5 Great Business Principles From ‘The Art of War’
The Art of War has been required reading for thousands and thousand of students and leaders in all sorts of sectors for the last 2500 years. Perhaps most important is that this book is the first known study of planning and conduct of military operations. Today, it still serves as a de facto strategic and tactical guidebook for managers, and even infamously with some in the entertainment industry.
I chose a few snippets from the book and applied them to modern business comparisons.
All armies prefer high ground to low and sunny places to dark.
The metaphorical synergy here is obvious, but perhaps not to all. People continually try to reinvent the wheel, and often refuse to let go. It's your choice on what you are to tackle, but market research, intelligence and analysis should be first and foremost. On the flip side, competition is a good thing.

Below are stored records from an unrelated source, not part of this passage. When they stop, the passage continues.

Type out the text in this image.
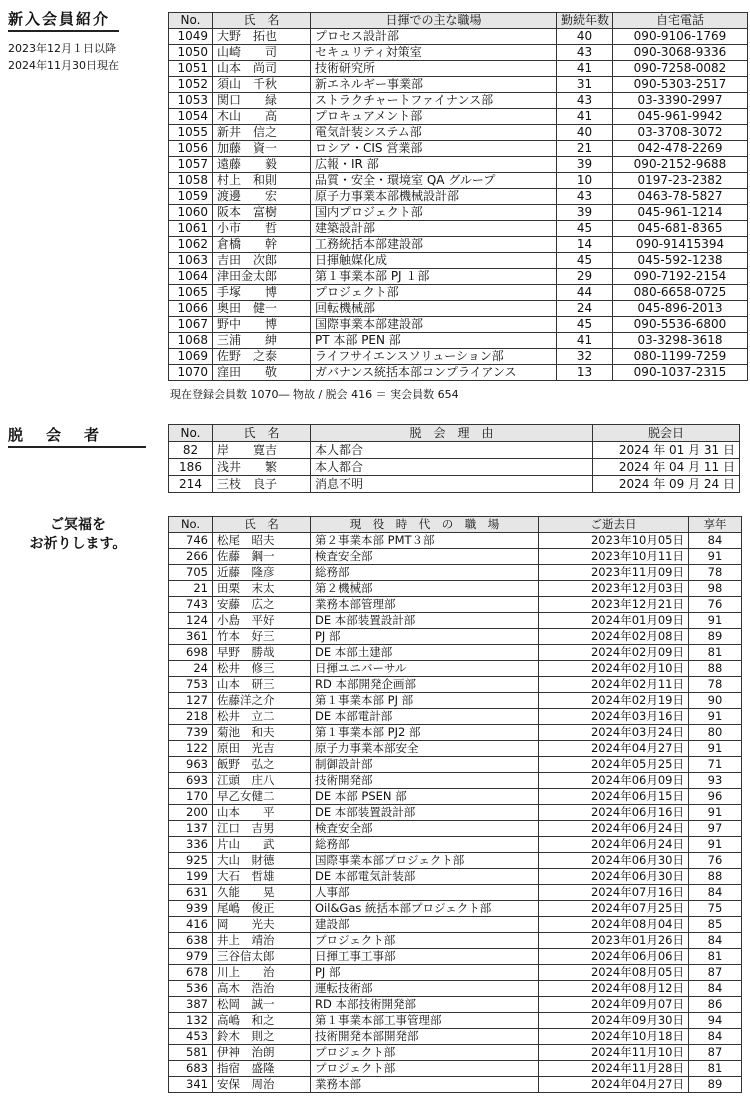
新入会員紹介
2023年12月１日以降
2024年11月30日現在
No.	氏　名	日揮での主な職場	勤続年数	自宅電話
1049	大野　拓也	プロセス設計部	40	090-9106-1769
1050	山崎　　司	セキュリティ対策室	43	090-3068-9336
1051	山本　尚司	技術研究所	41	090-7258-0082
1052	須山　千秋	新エネルギー事業部	31	090-5303-2517
1053	関口　　緑	ストラクチャートファイナンス部	43	03-3390-2997
1054	木山　　高	プロキュアメント部	41	045-961-9942
1055	新井　信之	電気計装システム部	40	03-3708-3072
1056	加藤　資一	ロシア・CIS 営業部	21	042-478-2269
1057	遠藤　　毅	広報・IR 部	39	090-2152-9688
1058	村上　和則	品質・安全・環境室 QA グループ	10	0197-23-2382
1059	渡邊　　宏	原子力事業本部機械設計部	43	0463-78-5827
1060	阪本　富樹	国内プロジェクト部	39	045-961-1214
1061	小市　　哲	建築設計部	45	045-681-8365
1062	倉橋　　幹	工務統括本部建設部	14	090-91415394
1063	吉田　次郎	日揮触媒化成	45	045-592-1238
1064	津田金太郎	第１事業本部 PJ １部	29	090-7192-2154
1065	手塚　　博	プロジェクト部	44	080-6658-0725
1066	奥田　健一	回転機械部	24	045-896-2013
1067	野中　　博	国際事業本部建設部	45	090-5536-6800
1068	三浦　　紳	PT 本部 PEN 部	41	03-3298-3618
1069	佐野　之泰	ライフサイエンスソリューション部	32	080-1199-7259
1070	窪田　　敬	ガバナンス統括本部コンプライアンス	13	090-1037-2315
現在登録会員数 1070― 物故 / 脱会 416 ＝ 実会員数 654
脱　会　者	No.	氏　名	脱　会　理　由	脱会日
82	岸　　寛吉	本人都合	2024 年 01 月 31 日
186	浅井　　繁	本人都合	2024 年 04 月 11 日
214	三枝　良子	消息不明	2024 年 09 月 24 日
ご冥福を
お祈りします。
No.	氏　名	現　役　時　代　の　職　場	ご逝去日	享年
746	松尾　昭夫	第２事業本部 PMT３部	2023年10月05日	84
266	佐藤　鋼一	検査安全部	2023年10月11日	91
705	近藤　隆彦	総務部	2023年11月09日	78
21	田栗　末太	第２機械部	2023年12月03日	98
743	安藤　広之	業務本部管理部	2023年12月21日	76
124	小島　平好	DE 本部装置設計部	2024年01月09日	91
361	竹本　好三	PJ 部	2024年02月08日	89
698	早野　勝哉	DE 本部土建部	2024年02月09日	81
24	松井　修三	日揮ユニバーサル	2024年02月10日	88
753	山本　研三	RD 本部開発企画部	2024年02月11日	78
127	佐藤洋之介	第１事業本部 PJ 部	2024年02月19日	90
218	松井　立二	DE 本部電計部	2024年03月16日	91
739	菊池　和夫	第１事業本部 PJ2 部	2024年03月24日	80
122	原田　光吉	原子力事業本部安全	2024年04月27日	91
963	飯野　弘之	制御設計部	2024年05月25日	71
693	江頭　庄八	技術開発部	2024年06月09日	93
170	早乙女健二	DE 本部 PSEN 部	2024年06月15日	96
200	山本　　平	DE 本部装置設計部	2024年06月16日	91
137	江口　吉男	検査安全部	2024年06月24日	97
336	片山　　武	総務部	2024年06月24日	91
925	大山　財德	国際事業本部プロジェクト部	2024年06月30日	76
199	大石　哲雄	DE 本部電気計装部	2024年06月30日	88
631	久能　　晃	人事部	2024年07月16日	84
939	尾嶋　俊正	Oil&Gas 統括本部プロジェクト部	2024年07月25日	75
416	岡　　光夫	建設部	2024年08月04日	85
638	井上　靖治	プロジェクト部	2023年01月26日	84
979	三谷信太郎	日揮工事工事部	2024年06月06日	81
678	川上　　治	PJ 部	2024年08月05日	87
536	高木　浩治	運転技術部	2024年08月12日	84
387	松岡　誠一	RD 本部技術開発部	2024年09月07日	86
132	高嶋　和之	第１事業本部工事管理部	2024年09月30日	94
453	鈴木　則之	技術開発本部開発部	2024年10月18日	84
581	伊神　治朗	プロジェクト部	2024年11月10日	87
683	指宿　盛隆	プロジェクト部	2024年11月28日	81
341	安保　周治	業務本部	2024年04月27日	89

All men can see the tactics whereby I conquer, but what none can see is the strategy out of which victory is evolved.
Everyone is trying to create a form of reselling success. Good luck.
It's hard work, luck and having oneself ready for opportunity. You in ways, will and should develop tactics that are discovered from personal successes and failures. Gerald Loeb has a famous quote, of which I use quite often, and it went along the line of: Listen to everyone, follow no one.
When the enemy is close at hand and remains quiet, he is relying on the natural strength of his position.
This covers high frequency traders and even server positions close to Twitter’s data center, etc. Is it that business hubs are created to feed off each other? Of course, but enemies back then were not the same as enemies now, in some respect. A business wishing to grab market share from an opponent should be as close to that opponent as they can, either though intelligence, surveillance, or being physically close to them.
Ponder and deliberate before you make a move.
Research and think, hard.
He who can modify his tactics in relations to his opponent and thereby succeed in winning, may be called a heaven-born captain.
I would suggest applying this to your tactics, and center in on success because if you take anything from this passage, for all we know all champions may be going to Valhalla. This is all about pivoting.
There are roads which must not be followed, armies which must be not attacked, towns which must not be besieged, positions which must not be contested, commands of the sovereign which must not be obeyed.
I had to end with this. Sounds like anarcho-capitalism.